Budget uncertainty plays havoc with intelligence planning, ODNI director says
Budget uncertainty continues to play havoc with acquisition and workforce planning within the intelligence community as the specter of a new round of budget cuts hangs over the government, according to James Clapper, director of the Office of National Intelligence.
Uncertainty is the best way to describe the current budget environment for intelligence as the government enters fiscal year 2016 facing another year of sequestration, depending on what happens in Congress, the ODNI director said. Moreover, that uncertainty isn’t expected to end in the near future, making planning for fiscal 2017 and beyond difficult for the intelligence community, he said during remarks delivered at an intelligence and national security forum on Wednesday.

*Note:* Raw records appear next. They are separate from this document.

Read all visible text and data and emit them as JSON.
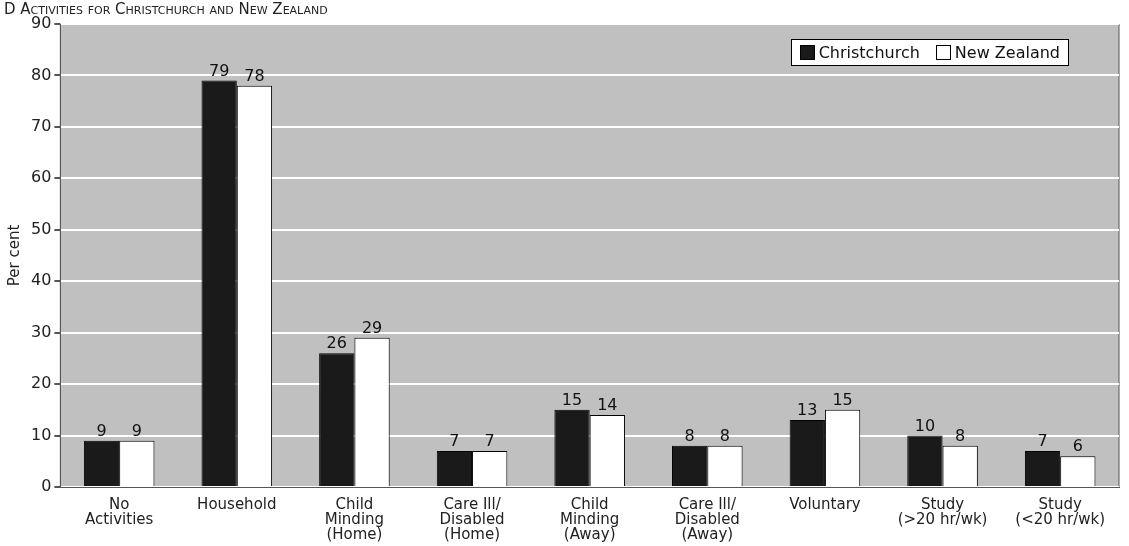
{
  "chart_data": {
    "type": "bar",
    "title": "D Activities for Christchurch and New Zealand",
    "ylabel": "Per cent",
    "categories": [
      "No\nActivities",
      "Household",
      "Child\nMinding\n(Home)",
      "Care Ill/\nDisabled\n(Home)",
      "Child\nMinding\n(Away)",
      "Care Ill/\nDisabled\n(Away)",
      "Voluntary",
      "Study\n(>20 hr/wk)",
      "Study\n(<20 hr/wk)"
    ],
    "series": [
      {
        "name": "Christchurch",
        "color": "#1a1a1a",
        "values": [
          9,
          79,
          26,
          7,
          15,
          8,
          13,
          10,
          7
        ]
      },
      {
        "name": "New Zealand",
        "color": "#ffffff",
        "values": [
          9,
          78,
          29,
          7,
          14,
          8,
          15,
          8,
          6
        ]
      }
    ],
    "ylim": [
      0,
      90
    ],
    "yticks": [
      0,
      10,
      20,
      30,
      40,
      50,
      60,
      70,
      80,
      90
    ],
    "grid": "y",
    "legend": "top right",
    "data_labels": true
  }
}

“We have 30 or so major system acquisitions to manage across the IC and it plays havoc when you don’t know what the budget situation is going to be,” Clapper said. “And, of course, it has a huge impact on our most valuable asset, which is our workforce.”
ODNI has served as a litmus test over the last four years, he noted. He would like to think ODNI has earned its keep with responsible spending. Now, ODNI has to determine where to cut. The “first priority is to protect the workforce,” he said.

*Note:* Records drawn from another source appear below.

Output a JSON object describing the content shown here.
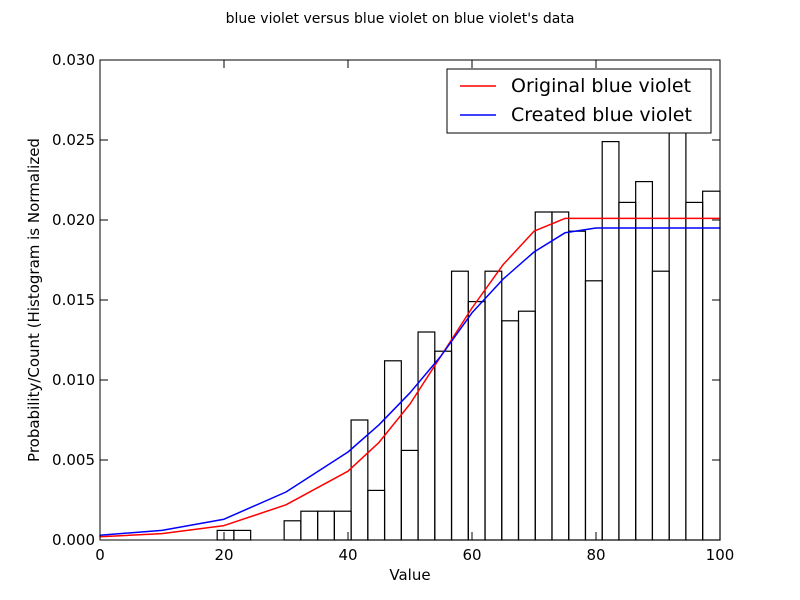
{
  "chart_data": {
    "type": "bar",
    "title": "blue violet versus blue violet on blue violet's data",
    "xlabel": "Value",
    "ylabel": "Probability/Count (Histogram is Normalized",
    "xlim": [
      0,
      100
    ],
    "ylim": [
      0,
      0.03
    ],
    "x_ticks": [
      0,
      20,
      40,
      60,
      80,
      100
    ],
    "x_tick_labels": [
      "0",
      "20",
      "40",
      "60",
      "80",
      "100"
    ],
    "y_ticks": [
      0,
      0.005,
      0.01,
      0.015,
      0.02,
      0.025,
      0.03
    ],
    "y_tick_labels": [
      "0.000",
      "0.005",
      "0.010",
      "0.015",
      "0.020",
      "0.025",
      "0.030"
    ],
    "grid": false,
    "legend_position": "top-right",
    "histogram": {
      "bins": [
        {
          "x0": 18.9,
          "x1": 21.6,
          "value": 0.0006
        },
        {
          "x0": 21.6,
          "x1": 24.3,
          "value": 0.0006
        },
        {
          "x0": 24.3,
          "x1": 27.0,
          "value": 0.0
        },
        {
          "x0": 27.0,
          "x1": 29.7,
          "value": 0.0
        },
        {
          "x0": 29.7,
          "x1": 32.4,
          "value": 0.0012
        },
        {
          "x0": 32.4,
          "x1": 35.1,
          "value": 0.0018
        },
        {
          "x0": 35.1,
          "x1": 37.8,
          "value": 0.0018
        },
        {
          "x0": 37.8,
          "x1": 40.5,
          "value": 0.0018
        },
        {
          "x0": 40.5,
          "x1": 43.2,
          "value": 0.0075
        },
        {
          "x0": 43.2,
          "x1": 45.9,
          "value": 0.0031
        },
        {
          "x0": 45.9,
          "x1": 48.6,
          "value": 0.0112
        },
        {
          "x0": 48.6,
          "x1": 51.3,
          "value": 0.0056
        },
        {
          "x0": 51.3,
          "x1": 54.0,
          "value": 0.013
        },
        {
          "x0": 54.0,
          "x1": 56.7,
          "value": 0.0118
        },
        {
          "x0": 56.7,
          "x1": 59.4,
          "value": 0.0168
        },
        {
          "x0": 59.4,
          "x1": 62.1,
          "value": 0.0149
        },
        {
          "x0": 62.1,
          "x1": 64.8,
          "value": 0.0168
        },
        {
          "x0": 64.8,
          "x1": 67.5,
          "value": 0.0137
        },
        {
          "x0": 67.5,
          "x1": 70.2,
          "value": 0.0143
        },
        {
          "x0": 70.2,
          "x1": 72.9,
          "value": 0.0205
        },
        {
          "x0": 72.9,
          "x1": 75.6,
          "value": 0.0205
        },
        {
          "x0": 75.6,
          "x1": 78.3,
          "value": 0.0193
        },
        {
          "x0": 78.3,
          "x1": 81.0,
          "value": 0.0162
        },
        {
          "x0": 81.0,
          "x1": 83.7,
          "value": 0.0249
        },
        {
          "x0": 83.7,
          "x1": 86.4,
          "value": 0.0211
        },
        {
          "x0": 86.4,
          "x1": 89.1,
          "value": 0.0224
        },
        {
          "x0": 89.1,
          "x1": 91.8,
          "value": 0.0168
        },
        {
          "x0": 91.8,
          "x1": 94.5,
          "value": 0.0255
        },
        {
          "x0": 94.5,
          "x1": 97.2,
          "value": 0.0211
        },
        {
          "x0": 97.2,
          "x1": 100.0,
          "value": 0.0218
        }
      ]
    },
    "series": [
      {
        "name": "Original blue violet",
        "color": "#ff0000",
        "x": [
          0,
          10,
          20,
          30,
          40,
          45,
          50,
          55,
          60,
          65,
          70,
          75,
          80,
          85,
          90,
          95,
          100
        ],
        "y": [
          0.0002,
          0.0004,
          0.0009,
          0.0022,
          0.0043,
          0.0061,
          0.0085,
          0.0115,
          0.0145,
          0.0172,
          0.0193,
          0.0201,
          0.0201,
          0.0201,
          0.0201,
          0.0201,
          0.0201
        ]
      },
      {
        "name": "Created blue violet",
        "color": "#0000ff",
        "x": [
          0,
          10,
          20,
          30,
          40,
          45,
          50,
          55,
          60,
          65,
          70,
          75,
          80,
          85,
          90,
          95,
          100
        ],
        "y": [
          0.0003,
          0.0006,
          0.0013,
          0.003,
          0.0055,
          0.0072,
          0.0092,
          0.0115,
          0.0142,
          0.0163,
          0.018,
          0.0192,
          0.0195,
          0.0195,
          0.0195,
          0.0195,
          0.0195
        ]
      }
    ]
  }
}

Clapper made his remarks Wednesday at the Intelligence & National Security Summit co-hosted by INSA and AFCEA in Washington, D.C. After a brief keynote, Clapper answered questions from John Negroponte, the first director of National Intelligence and a former U.S. ambassador, and the audience.
An influx of new talent came into the intelligence community after the Sept. 11, 2001, terrorist attacks, Clapper said. Now the attrition rate is not all that high. Given the current budget situation and stipulations of the Budget Control Act, there aren’t going to be a lot of openings.
Clapper noted that the workforce of the future will be younger and more mobile.
“We need to be able to facilitate the ability of young people to come to the community and go to industry, get refreshed technologically, and come back to the community,” Clapper said. The younger workforce is interested in technological challenges, not necessarily in staying with an institution for 30 years.
Clapper also used the occasion to emphasize the need for the intelligence community to be transparent.
“Yes, we have to protect our secrets, sources, methods and tradecraft but we have to be more transparent about the things we can talk about,” Clapper said. “Now the American public expects us to talk about how we are using the power of U.S. intelligence responsibly.”
That is a lesson the intelligence community did not learn quickly enough, he said. So the intelligence community is now correcting misunderstandings and discussing its work. For instance, ODNI recently released 5,000 pages of declassified material via social media.
Clapper also said he is “pretty confident” the U.S. intelligence community can monitor and verify that Iran is in compliance with all of the requirements of a nuclear agreement with U.S. and six other nations, if it goes through.
“We are fielding some independent capabilities that I can’t go into that will enable us to have good insight into the nuclear-industrial enterprise of Iran,” he said.